How Alabama ignored warning signs at the Moody landfill before fire

How Alabama ignored warning signs at the Moody landfill before fire

A landfill fire is still burning underground after more than three months, about 15 miles from Birmingham.

There’s a lot less smoke now, but for months the grey plumes blanketed nearby residents with hazardous amounts of smoke, driving some from their homes, giving rise to claims of health problems and property damage in the cities of Moody and Trussville.

The U.S. Environmental Protection Agency took over on Jan. 18 and brought in 2,599 truckloads of dirt to smother the blaze. The agency says it is still finding isolated plumes of smoke that escape from the pile, but their work is nearing completion. The EPA is now spreading grass seed to create a permanent cover over the fire site.

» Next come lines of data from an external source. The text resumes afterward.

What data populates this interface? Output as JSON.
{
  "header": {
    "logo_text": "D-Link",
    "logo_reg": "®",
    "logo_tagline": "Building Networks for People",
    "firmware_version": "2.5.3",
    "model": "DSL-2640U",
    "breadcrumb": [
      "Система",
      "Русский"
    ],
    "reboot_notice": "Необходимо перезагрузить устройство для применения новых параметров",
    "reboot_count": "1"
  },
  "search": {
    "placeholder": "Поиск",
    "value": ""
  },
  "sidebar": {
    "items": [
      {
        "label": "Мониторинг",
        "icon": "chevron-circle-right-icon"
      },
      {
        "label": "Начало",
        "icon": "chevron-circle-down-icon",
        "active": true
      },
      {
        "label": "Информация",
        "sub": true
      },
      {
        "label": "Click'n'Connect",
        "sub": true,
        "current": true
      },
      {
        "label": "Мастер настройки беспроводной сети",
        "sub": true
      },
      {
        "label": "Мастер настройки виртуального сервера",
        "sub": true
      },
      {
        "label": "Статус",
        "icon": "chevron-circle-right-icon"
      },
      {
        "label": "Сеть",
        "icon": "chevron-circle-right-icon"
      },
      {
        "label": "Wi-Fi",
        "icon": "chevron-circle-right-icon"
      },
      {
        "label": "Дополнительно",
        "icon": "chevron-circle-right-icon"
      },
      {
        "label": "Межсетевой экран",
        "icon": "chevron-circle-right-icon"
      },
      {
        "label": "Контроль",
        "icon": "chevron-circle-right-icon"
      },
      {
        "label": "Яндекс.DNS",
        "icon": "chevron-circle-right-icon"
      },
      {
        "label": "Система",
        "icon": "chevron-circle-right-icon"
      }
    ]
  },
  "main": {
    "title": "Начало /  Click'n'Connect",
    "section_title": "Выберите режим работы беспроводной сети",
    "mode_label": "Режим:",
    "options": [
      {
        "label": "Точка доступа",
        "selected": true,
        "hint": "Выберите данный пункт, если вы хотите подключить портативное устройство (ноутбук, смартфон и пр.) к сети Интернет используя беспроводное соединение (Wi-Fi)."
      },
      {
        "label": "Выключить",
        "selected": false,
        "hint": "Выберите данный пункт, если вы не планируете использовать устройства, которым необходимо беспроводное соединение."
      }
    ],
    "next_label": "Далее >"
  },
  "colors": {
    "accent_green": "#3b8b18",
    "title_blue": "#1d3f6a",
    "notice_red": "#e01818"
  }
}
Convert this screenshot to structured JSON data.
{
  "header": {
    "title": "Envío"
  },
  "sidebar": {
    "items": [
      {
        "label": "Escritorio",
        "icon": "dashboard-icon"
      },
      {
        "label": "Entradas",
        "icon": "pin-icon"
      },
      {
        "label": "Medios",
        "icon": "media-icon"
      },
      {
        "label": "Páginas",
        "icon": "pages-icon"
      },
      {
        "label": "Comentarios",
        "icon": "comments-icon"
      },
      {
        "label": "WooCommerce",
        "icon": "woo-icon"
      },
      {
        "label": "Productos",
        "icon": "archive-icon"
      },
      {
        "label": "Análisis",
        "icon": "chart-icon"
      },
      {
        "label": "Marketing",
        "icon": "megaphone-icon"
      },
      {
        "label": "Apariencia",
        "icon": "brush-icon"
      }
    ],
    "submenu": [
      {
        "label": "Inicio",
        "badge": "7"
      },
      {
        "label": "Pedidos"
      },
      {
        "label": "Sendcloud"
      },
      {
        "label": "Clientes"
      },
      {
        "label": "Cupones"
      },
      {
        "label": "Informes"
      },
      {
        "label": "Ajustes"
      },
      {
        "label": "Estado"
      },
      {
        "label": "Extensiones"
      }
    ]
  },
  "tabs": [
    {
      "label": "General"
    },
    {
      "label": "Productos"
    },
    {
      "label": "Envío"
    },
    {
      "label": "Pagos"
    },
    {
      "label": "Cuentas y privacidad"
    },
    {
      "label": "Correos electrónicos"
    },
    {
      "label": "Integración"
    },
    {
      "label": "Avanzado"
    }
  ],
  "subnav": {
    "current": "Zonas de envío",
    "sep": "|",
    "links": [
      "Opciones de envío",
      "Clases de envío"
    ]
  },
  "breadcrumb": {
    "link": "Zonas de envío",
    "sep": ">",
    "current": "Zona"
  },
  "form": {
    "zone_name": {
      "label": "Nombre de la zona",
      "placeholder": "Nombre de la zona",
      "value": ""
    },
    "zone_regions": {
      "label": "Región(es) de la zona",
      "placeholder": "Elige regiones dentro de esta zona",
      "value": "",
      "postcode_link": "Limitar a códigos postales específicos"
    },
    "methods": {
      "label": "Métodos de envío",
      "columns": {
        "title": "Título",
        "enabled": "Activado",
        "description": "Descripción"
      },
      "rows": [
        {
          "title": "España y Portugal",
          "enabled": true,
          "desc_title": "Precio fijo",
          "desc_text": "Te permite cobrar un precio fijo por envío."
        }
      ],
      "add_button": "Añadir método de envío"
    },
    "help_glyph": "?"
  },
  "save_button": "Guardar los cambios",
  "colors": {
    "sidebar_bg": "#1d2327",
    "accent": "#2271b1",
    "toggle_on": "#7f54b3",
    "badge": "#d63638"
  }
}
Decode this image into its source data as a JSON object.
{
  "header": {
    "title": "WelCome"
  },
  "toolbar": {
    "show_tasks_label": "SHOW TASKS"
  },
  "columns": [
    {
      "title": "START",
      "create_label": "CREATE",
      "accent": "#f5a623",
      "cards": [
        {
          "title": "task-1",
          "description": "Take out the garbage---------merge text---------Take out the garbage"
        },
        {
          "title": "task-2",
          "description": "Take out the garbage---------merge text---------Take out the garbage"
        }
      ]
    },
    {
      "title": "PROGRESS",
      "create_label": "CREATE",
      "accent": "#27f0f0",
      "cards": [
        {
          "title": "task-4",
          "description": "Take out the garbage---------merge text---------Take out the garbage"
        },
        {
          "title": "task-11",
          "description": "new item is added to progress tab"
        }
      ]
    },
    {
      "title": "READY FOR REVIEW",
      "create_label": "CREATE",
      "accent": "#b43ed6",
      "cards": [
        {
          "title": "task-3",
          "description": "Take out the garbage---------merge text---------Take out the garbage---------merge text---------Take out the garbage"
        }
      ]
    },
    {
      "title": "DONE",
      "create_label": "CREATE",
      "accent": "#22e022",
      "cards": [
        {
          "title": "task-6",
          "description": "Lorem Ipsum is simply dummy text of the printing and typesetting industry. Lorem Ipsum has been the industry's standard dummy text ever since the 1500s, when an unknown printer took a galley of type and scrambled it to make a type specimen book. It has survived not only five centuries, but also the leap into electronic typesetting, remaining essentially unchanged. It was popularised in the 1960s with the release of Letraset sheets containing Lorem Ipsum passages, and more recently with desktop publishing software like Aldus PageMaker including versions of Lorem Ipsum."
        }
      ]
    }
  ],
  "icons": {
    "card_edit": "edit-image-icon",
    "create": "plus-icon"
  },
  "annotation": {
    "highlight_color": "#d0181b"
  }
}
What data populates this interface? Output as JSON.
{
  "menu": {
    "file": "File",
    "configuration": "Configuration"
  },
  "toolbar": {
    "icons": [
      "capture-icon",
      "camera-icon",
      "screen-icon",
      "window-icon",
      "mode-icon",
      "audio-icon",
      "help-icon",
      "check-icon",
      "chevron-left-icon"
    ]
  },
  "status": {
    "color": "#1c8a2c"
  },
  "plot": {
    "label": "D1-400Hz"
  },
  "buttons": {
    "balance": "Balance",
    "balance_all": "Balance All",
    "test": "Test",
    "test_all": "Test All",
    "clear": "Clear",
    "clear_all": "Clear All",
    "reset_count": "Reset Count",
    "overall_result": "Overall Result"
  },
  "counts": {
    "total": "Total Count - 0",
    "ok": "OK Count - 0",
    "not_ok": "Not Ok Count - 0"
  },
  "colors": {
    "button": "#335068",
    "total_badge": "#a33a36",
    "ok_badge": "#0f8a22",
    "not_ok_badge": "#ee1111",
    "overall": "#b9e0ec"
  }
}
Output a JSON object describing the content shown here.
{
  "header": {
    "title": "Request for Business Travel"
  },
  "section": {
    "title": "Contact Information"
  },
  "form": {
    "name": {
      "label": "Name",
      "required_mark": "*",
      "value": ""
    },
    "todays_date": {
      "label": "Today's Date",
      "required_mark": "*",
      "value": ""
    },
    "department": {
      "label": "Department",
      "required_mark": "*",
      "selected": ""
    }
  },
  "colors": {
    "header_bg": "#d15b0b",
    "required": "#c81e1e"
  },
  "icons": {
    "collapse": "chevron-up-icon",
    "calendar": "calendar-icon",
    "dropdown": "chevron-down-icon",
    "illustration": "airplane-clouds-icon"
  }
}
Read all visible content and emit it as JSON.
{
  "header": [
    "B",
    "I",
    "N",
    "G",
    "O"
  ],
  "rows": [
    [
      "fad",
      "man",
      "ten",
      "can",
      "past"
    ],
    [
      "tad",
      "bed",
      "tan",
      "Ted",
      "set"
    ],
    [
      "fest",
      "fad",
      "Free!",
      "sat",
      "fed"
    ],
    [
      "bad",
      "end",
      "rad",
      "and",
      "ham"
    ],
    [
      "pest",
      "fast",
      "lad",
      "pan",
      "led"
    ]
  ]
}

But before the EPA arrived, the landfill burned for nearly two months as state, local and federal officials debated who had the authority and responsibility to do something about the fire.

State officials spent all of December and most of January trying to figure out how to put out the fire and how to tamp down the growing anger from nearby residents over the mess.

It was, as one official put it: a failure.

“Government failed those people that live in that area of keeping them safe,” said Sen. Lance Bell, R – Pell City, who represents the area around the fire.

Bell was elected to his seat in November, just weeks before the fire started and spent most of his first weeks in office trying to get someone – the Alabama Department of Environmental Management, the Alabama Legislature, Gov. Kay Ivey, the EPA – to do something.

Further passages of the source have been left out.